I think this is not that uncommon for an application server that gets continuously deployed to. The perm gen space, which is full for you, is where classes go. Keep in mind that JSPs are compiled as Java classes, and when you change a JSP, a new class gets generated and loaded.
We have had this problem, and our solution is to have the app server restart occasionally.
This is what I'd do:
Deploy Hudson to a separate server from your staging server
Configure Hudson to restart your staging server from time to time. You can either do this one of two ways:
Restart periodically (e.g., every night at midnight, regardless of if there's build activity); or
Have the web app deployment job trigger the server restart job. If you do this make sure there's a really long quiet period for the restart job (we set ours to 2 hours), so that you don't get a server restart for every build (i.e., if two web app deployments happen within 2 hours, they'll only trigger one server restart).
The flag -XX:SurvivorRatio sets the ratio between Eden and the survivor spaces. According to the JDK 1.5 tuning doc, the default value is 32, which gives a 1:32 ratio. This is in accordance with what you're seeing. It seems incredibly small to me, although I understand that only a very small number of objects are expected to make their way from Eden to the survivor space.

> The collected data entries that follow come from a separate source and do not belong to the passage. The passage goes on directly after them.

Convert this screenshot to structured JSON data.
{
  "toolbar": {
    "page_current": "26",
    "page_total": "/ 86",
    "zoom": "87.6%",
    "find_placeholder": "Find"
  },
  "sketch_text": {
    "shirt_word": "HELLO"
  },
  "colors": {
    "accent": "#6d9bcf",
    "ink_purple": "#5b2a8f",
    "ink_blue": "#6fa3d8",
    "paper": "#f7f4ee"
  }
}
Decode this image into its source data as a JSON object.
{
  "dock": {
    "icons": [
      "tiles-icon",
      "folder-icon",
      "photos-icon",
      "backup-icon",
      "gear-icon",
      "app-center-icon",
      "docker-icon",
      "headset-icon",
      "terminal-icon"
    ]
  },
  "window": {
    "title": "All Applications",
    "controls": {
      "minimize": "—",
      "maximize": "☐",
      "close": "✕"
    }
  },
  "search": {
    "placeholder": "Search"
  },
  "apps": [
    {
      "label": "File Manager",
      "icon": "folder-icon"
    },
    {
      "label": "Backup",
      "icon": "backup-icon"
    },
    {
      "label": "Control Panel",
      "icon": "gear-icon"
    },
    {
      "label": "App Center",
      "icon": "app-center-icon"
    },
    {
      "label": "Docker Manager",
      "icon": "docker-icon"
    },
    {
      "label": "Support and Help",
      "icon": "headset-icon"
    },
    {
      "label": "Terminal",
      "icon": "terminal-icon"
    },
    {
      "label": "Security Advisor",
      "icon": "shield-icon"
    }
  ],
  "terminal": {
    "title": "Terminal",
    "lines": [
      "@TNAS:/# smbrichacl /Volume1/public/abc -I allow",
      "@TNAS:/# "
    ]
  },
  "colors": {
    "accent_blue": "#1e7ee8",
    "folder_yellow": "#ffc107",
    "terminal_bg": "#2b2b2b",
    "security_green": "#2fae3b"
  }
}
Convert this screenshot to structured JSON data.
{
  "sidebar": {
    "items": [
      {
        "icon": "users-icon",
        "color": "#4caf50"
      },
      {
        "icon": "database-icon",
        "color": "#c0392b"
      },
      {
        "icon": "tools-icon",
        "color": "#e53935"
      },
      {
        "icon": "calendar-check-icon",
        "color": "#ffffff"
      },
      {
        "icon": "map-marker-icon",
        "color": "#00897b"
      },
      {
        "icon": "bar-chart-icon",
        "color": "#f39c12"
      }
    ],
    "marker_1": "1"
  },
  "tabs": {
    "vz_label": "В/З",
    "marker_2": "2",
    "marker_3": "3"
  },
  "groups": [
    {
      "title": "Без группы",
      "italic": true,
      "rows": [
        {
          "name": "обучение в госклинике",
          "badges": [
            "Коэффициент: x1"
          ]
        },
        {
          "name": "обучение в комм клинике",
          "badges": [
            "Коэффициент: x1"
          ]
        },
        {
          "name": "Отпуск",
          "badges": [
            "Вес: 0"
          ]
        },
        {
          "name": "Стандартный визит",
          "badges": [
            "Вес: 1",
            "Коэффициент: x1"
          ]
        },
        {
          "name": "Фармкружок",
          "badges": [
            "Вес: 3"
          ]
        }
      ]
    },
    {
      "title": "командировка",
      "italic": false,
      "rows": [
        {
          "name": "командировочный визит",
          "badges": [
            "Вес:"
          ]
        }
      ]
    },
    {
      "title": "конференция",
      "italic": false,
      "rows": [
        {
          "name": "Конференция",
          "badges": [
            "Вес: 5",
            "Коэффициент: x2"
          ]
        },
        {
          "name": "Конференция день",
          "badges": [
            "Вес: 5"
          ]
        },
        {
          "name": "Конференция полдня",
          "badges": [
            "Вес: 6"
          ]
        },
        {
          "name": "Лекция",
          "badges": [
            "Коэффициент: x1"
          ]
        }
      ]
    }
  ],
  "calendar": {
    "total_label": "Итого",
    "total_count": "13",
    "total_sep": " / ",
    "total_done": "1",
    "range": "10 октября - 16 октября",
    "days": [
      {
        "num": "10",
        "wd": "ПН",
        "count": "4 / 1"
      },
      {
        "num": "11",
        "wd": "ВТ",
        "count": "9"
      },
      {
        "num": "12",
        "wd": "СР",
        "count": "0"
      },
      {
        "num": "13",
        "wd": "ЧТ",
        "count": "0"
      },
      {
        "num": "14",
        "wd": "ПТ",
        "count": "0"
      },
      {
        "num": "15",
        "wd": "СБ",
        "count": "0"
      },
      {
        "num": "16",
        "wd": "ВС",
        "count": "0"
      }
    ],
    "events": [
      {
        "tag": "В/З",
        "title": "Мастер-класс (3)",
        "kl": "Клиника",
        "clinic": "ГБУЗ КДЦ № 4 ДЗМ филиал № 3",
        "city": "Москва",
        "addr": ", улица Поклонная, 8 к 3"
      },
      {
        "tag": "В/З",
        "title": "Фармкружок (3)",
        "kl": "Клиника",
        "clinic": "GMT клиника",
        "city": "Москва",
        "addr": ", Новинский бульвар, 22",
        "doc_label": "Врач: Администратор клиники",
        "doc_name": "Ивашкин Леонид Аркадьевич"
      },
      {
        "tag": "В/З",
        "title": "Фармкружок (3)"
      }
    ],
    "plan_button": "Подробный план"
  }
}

So, assuming that you have a lot of long-lived objects, you should decrease the survivor ratio. The risk is that you only have those long-lived objects during a startup phase, and so are limiting the Eden size. For a testing server, I doubt this is going to be an issue.
I'd probably also reduce the size of the Eden space, by increasing -XX:NewRatio (the default is 3). My gut says that a hundred MB or so is sufficient for the young generation, and you'll just be increasing the cost of garbage collection to have such a large amount of space allocated (ie, object will live in Eden far too long). But that's just instinct, and should definitely be validated for your environment.
And a semi-related comment, after reading other replies: if you're not seeing errors for running out of permgen space, don't spend your time fiddling with it. The permgen is managed separately from the rest of the heap.